Radioprotective Effects of Bmi-1 for Normal Human Keratinocytes

OBJECTIVES: Bmi-1 is a polycomb group protein necessary for the maintenance of stem cell phenotype. The current study was undertaken to determine the role of Bmi-1 in protecting human oral and cutaneous epithelial cells from ionizing radiation (IR). METHODS: Primary normal human keratinocytes (NHKs) were infected with retroviral vectors expressing Bmi-1(RV-Bmi-1) or empty vector (EV). The infected cells were exposed to 0, 5, or 10 Gy IR and assayed for phenotypic alterations, i.e., clonogenic efficiency, cell morphology, and expression of senescence-associated beta-galactosidase (SA b-Gal) activity. RESULTS: NHK infected with EV (NHK/EV) rapidly underwent premature senescence upon exposure to 5 or 10 Gy IR. However, the cells overexpressing Bmi-1 (NHK/Bmi-1) continued to replicate post-IR and demonstrated significantly higher clonogenic efficiency than did the NHK/EV cells. To determine whether the radioresistance of the NHK/Bmi-1 cells was associated with enhanced DNA repair, we compared the DNA repair activities for double stranded breaks (DSBs) in cells with or without Bmi-1 overexpression.
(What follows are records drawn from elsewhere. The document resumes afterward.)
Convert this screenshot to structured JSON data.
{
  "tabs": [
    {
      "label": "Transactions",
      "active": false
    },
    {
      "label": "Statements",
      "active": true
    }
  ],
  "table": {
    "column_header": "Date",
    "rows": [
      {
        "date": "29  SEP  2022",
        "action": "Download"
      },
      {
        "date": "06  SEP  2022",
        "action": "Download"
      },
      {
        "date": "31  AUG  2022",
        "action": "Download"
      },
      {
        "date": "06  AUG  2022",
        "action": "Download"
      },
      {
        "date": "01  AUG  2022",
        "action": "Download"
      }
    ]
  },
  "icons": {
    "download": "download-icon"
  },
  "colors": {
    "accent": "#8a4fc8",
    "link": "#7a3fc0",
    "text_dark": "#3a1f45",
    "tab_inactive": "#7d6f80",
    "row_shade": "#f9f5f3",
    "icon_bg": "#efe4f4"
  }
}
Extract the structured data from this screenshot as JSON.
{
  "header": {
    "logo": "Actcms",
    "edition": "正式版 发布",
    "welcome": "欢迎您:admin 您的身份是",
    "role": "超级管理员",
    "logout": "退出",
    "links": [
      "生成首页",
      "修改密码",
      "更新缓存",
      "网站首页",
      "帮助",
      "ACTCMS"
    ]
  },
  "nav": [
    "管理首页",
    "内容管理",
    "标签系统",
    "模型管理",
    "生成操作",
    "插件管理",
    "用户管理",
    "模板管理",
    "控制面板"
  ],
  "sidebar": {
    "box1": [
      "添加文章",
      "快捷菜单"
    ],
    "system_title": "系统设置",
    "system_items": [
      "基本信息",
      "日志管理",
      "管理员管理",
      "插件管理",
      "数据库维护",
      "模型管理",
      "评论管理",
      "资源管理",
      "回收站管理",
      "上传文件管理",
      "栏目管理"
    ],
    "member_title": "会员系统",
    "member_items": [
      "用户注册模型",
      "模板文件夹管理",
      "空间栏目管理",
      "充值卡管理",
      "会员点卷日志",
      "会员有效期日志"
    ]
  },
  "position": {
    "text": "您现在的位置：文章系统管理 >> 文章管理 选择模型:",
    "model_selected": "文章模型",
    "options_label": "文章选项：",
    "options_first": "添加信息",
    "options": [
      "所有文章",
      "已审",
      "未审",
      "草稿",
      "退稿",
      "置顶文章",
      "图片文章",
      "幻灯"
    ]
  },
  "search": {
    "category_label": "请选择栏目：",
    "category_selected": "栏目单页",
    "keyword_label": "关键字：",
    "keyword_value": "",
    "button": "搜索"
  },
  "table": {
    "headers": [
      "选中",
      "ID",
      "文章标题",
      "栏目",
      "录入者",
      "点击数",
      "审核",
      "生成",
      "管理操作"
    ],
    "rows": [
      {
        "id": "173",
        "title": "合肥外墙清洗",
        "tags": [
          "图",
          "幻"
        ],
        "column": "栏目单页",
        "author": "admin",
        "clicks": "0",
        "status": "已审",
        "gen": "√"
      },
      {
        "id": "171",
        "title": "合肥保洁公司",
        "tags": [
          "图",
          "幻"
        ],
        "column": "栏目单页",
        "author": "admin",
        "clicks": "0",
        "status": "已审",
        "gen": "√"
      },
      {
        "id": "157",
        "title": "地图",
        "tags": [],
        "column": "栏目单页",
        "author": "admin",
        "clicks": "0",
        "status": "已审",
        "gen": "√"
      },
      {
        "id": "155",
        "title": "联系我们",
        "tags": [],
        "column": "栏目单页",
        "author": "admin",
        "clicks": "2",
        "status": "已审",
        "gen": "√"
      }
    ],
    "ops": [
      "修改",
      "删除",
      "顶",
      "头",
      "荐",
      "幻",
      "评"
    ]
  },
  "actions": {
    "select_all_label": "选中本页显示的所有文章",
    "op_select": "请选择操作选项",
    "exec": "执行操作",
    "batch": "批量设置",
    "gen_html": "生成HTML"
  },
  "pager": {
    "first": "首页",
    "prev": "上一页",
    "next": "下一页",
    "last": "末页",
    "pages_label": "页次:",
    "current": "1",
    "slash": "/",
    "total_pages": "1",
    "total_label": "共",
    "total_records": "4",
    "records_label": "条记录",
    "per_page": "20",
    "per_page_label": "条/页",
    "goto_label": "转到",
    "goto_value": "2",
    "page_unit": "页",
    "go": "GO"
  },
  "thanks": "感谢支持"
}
In vitro DNA end joining (EJ) activity was notably induced in NHK/Bmi-1 compared with the NHK/EV cells, especially for blunt-ended DSBs. Chromosomal DSB repair activity was also compared between cells expressing Bmi-1 and the controls by pulse-field gel electrophoresis after exposure to 60 Gy IR. Bmi-1 expression in cells led to significant increase in the kinetics of DSB repair in vivo for the IR-induced chromosomal DSBs. Furthermore, exogenous Bmi-1 in primary NHK cultures inhibited the TGF-b signaling pathway, which is strongly activated in cells after exposure to IR and is known to trigger the IR-induced cell growth arrest. CONCLUSIONS: These data indicate that Bmi-1 elicits radioprotective effects in primary NHKs and suggest possible therapeutic use of this protein for protection of oral and cutaneous tissues from radiation damage. This study was supported by the grants from NIDCR/NIH (R01DE18295, R01DE14147, and K22DE15316).